Day 13 -- Bedrock and Paradox
A slow, quiet, laid-back day. Jenny was down the valley, hired out to swath a field. The swather looks like what many would think of as a harvester, but it doesn't collect anything, just cuts the hay and swaths it into rows, where it dries before being collected and baled. Jenny took Val along to help drive it (the swather has a passenger seat, air conditioned cab, and FM radio, though out here there's only one station). So the kids and I relaxed all morning.
After a late lunch, Val came back and gathered us up -- Jenny wanted us all to try the swather. Okay. About five miles down the valley, almost to the end, is the town of Paradox -- technically a bit bigger than Bedrock, but set back from the main road so you'd never know it. Jenny was swathing half of a circular field, cutting huge C's back and forth, and had completed about half the diameter -- the longer, outside arcs take forever, but things speed up just a bit as the C's get smaller.
I climbed aboard and took lessons for two swaths, then took the helm. The steering is very sensitive, and cutting semicircles means no driving in a straight line. But, other than watching for prairie dog holes (and briefly lifting the cutting blade over them), it's pretty much the same as cutting a lawn, just on a much larger scale. It is a time-consuming and somewhat tedious job that takes a full day, but it needs doing.

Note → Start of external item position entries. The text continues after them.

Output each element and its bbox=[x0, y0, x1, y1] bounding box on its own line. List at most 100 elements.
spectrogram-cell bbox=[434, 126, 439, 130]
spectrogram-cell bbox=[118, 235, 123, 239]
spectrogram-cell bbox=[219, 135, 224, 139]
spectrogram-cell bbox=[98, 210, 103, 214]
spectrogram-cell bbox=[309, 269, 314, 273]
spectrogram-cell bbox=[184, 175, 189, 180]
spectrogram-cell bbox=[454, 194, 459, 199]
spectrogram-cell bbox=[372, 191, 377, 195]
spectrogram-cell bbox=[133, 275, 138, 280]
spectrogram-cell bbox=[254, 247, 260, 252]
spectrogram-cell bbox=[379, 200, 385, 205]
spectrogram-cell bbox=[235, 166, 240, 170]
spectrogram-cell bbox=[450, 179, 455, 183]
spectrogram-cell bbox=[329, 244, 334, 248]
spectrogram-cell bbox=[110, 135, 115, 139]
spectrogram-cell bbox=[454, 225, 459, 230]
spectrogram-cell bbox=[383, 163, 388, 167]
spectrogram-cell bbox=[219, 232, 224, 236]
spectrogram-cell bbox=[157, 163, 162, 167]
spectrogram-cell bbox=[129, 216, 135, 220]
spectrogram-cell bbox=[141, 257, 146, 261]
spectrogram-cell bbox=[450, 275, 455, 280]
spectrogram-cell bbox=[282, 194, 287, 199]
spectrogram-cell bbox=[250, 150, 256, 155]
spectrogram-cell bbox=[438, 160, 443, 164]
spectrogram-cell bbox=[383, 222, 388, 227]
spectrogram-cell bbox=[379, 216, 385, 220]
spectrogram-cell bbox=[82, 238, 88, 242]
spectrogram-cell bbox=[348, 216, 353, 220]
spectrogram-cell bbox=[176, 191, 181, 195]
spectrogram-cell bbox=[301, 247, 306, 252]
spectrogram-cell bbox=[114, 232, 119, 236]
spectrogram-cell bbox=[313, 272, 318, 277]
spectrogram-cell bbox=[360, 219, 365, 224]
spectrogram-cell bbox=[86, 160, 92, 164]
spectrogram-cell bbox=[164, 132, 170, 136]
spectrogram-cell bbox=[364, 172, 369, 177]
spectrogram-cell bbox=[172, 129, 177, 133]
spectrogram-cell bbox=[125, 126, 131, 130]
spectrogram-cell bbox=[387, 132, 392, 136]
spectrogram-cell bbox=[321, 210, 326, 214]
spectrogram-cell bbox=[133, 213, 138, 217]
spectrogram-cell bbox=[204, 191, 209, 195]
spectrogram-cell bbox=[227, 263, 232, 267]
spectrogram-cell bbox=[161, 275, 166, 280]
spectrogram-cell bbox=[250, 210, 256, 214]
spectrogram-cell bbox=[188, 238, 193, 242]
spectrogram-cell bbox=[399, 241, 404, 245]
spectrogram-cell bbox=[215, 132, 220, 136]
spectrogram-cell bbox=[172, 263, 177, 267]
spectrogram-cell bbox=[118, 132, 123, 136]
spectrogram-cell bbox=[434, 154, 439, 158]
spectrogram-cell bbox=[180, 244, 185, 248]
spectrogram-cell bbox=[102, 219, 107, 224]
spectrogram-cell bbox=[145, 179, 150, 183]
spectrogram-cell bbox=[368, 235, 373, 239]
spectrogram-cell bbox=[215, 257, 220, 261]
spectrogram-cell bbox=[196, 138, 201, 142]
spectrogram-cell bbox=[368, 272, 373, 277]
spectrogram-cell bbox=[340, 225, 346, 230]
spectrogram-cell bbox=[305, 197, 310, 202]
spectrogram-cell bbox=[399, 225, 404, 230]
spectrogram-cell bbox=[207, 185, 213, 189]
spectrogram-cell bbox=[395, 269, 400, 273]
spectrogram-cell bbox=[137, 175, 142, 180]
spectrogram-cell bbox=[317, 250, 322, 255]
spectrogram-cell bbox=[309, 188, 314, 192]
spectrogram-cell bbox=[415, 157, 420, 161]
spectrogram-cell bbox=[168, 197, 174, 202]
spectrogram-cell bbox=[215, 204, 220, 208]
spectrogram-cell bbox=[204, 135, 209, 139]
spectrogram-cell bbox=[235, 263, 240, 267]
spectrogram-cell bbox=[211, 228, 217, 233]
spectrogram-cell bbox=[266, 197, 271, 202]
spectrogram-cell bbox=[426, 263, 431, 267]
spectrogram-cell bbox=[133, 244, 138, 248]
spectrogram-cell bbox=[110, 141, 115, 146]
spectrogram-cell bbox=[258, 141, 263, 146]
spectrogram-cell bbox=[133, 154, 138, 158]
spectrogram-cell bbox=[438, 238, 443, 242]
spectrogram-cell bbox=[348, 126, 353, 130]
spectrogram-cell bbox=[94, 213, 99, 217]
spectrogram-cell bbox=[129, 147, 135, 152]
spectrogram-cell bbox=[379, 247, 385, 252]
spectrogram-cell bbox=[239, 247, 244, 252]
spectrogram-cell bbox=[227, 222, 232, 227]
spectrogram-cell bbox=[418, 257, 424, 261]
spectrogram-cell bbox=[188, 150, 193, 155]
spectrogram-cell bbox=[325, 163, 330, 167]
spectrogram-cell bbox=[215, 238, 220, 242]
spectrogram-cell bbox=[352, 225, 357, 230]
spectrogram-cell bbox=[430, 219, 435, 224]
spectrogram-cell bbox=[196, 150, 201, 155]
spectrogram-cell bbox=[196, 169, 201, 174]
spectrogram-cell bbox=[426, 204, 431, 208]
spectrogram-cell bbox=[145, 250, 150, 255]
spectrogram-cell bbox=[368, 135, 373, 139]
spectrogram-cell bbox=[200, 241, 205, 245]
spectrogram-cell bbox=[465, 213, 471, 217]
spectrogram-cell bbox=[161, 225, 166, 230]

While waiting their turns, the kids built a river fort in the dirt, with bridges and reservoirs and mountains and so forth. Val ran a one-woman bucket chain to a nearby creek to keep the fort in running water.
The sun was falling and the kids were getting hungry, and the field still not finished, so I drove us back to the ranch, dropped off the family, and then headed back to Paradox to pick up Jenny. She was finishing up the last two or three, very small C's just as I pulled up. Five minutes later, we were on the way home, and ten minutes after that, on our way to dinner.
Jenny and Dickie Joe's neighbor, Muffin, had invited us over, wanting to show off her new solar oven and cooking skills. She was very sweet, as was her dog Houdina, and the meal was excellent, all the cooking done in the solar oven. Roast bison, potatoes, whole beets, homemade pickles, and mesquite bean bread. This was amazing stuff, rolls made with flour from ground mesquite beans, chewy like a brownie without clotting in the mouth, not at all dry. I'll have to get some of this flour and try a few recipes.
As always happens around sunset, the mosquito forces attacked. Muffin had some Deepwoods Off, and I have no hesitation using chemical warfare on the little twerps, so a quick spray-down and I was clear. Val, however, opted to keep up the hand-to-bug combat; I don't know how she can take it. Dinner over, we snacked on watermelon slices and then bade our good-byes.